|If you’re anything like us, you’re a busy business person who does important business. That probably means you had to trade board rooms for Zoom rooms, thanks to The Ro Ro. However, that’s no need to worry. We’re here to help you with important do’s and don’ts for conference call etiquette:|
Do: Keep your camera on at the start of the call to pressure everyone into turning theirs on too, even if — especially if — they don’t want to.
Don’t: Wear pants. Why would you wear pants, prude?
Do: Stroke the nearest dog, cat or roommate within reach to look intimidating while you speak.

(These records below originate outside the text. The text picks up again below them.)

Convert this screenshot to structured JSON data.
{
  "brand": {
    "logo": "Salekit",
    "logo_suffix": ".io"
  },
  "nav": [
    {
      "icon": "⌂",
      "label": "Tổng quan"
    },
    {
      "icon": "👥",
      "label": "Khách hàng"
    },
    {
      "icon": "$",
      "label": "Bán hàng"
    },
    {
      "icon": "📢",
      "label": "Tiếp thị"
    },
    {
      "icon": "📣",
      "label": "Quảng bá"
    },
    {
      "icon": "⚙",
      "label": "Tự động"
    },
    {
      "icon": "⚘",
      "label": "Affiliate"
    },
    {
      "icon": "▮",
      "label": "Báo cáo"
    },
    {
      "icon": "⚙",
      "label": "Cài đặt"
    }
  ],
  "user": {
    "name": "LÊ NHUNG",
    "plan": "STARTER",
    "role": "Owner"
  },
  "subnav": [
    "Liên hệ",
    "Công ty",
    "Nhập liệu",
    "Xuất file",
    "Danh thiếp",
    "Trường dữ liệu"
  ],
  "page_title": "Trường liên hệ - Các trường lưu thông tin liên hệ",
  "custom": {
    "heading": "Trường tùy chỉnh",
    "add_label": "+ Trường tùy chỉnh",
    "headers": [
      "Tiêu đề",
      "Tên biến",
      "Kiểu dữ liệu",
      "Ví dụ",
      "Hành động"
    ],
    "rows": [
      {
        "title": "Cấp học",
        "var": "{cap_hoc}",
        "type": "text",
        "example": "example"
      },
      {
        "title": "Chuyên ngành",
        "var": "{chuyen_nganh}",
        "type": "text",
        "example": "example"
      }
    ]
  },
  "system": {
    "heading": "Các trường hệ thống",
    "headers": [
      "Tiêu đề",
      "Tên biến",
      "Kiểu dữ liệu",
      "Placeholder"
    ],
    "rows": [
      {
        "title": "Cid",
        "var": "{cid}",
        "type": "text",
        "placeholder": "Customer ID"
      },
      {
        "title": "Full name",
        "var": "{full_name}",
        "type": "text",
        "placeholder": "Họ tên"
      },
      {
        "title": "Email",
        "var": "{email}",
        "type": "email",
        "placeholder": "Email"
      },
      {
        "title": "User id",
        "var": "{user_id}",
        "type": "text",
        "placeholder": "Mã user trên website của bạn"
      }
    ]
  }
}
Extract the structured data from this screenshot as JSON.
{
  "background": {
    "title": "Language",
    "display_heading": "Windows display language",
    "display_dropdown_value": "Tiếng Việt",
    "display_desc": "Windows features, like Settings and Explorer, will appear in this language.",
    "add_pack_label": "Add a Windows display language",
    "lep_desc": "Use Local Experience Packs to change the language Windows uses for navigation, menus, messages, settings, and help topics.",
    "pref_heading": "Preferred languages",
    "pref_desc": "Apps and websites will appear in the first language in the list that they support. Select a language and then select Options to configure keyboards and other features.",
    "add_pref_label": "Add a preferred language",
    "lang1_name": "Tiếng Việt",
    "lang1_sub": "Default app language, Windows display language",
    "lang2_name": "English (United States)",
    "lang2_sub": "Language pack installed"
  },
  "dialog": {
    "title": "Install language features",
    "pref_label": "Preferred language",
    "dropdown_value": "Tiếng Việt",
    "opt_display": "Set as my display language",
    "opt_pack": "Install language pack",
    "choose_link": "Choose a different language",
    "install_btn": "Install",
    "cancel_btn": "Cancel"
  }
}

Don’t: Accept invites for “virtual happy hours” from work.
Do: Go five-drinks deep with your friends on Google Hangouts this Wednesday.
Do: Ask everyone to repeat themselves, no matter how well you can hear them.
Don’t: Speak. This is like every other meeting. The goal is to say as little as possible.
Do: Interrupt others and stammer as if you have something to say then sit silently for minutes until everyone realizes this was a mistake and cancels the call.
Don’t: Ask “how is everyone doing?” It’s bad. We’re all doing bad. This is bad.
Do: Zone out and ignore the call until somebody asks you a question, and then say, “Sorry, I think the feed cut out”
Don’t: Set your Zoom background to the ISIS flag. Or do! Whatever, it’s The Purge!
Do: Mute your camera when you have to fart, but show with your facial expression that you are very clearly farting.
Don’t: Freebase blow. It’s difficult to share virtually and you can’t assume all other call participants have access.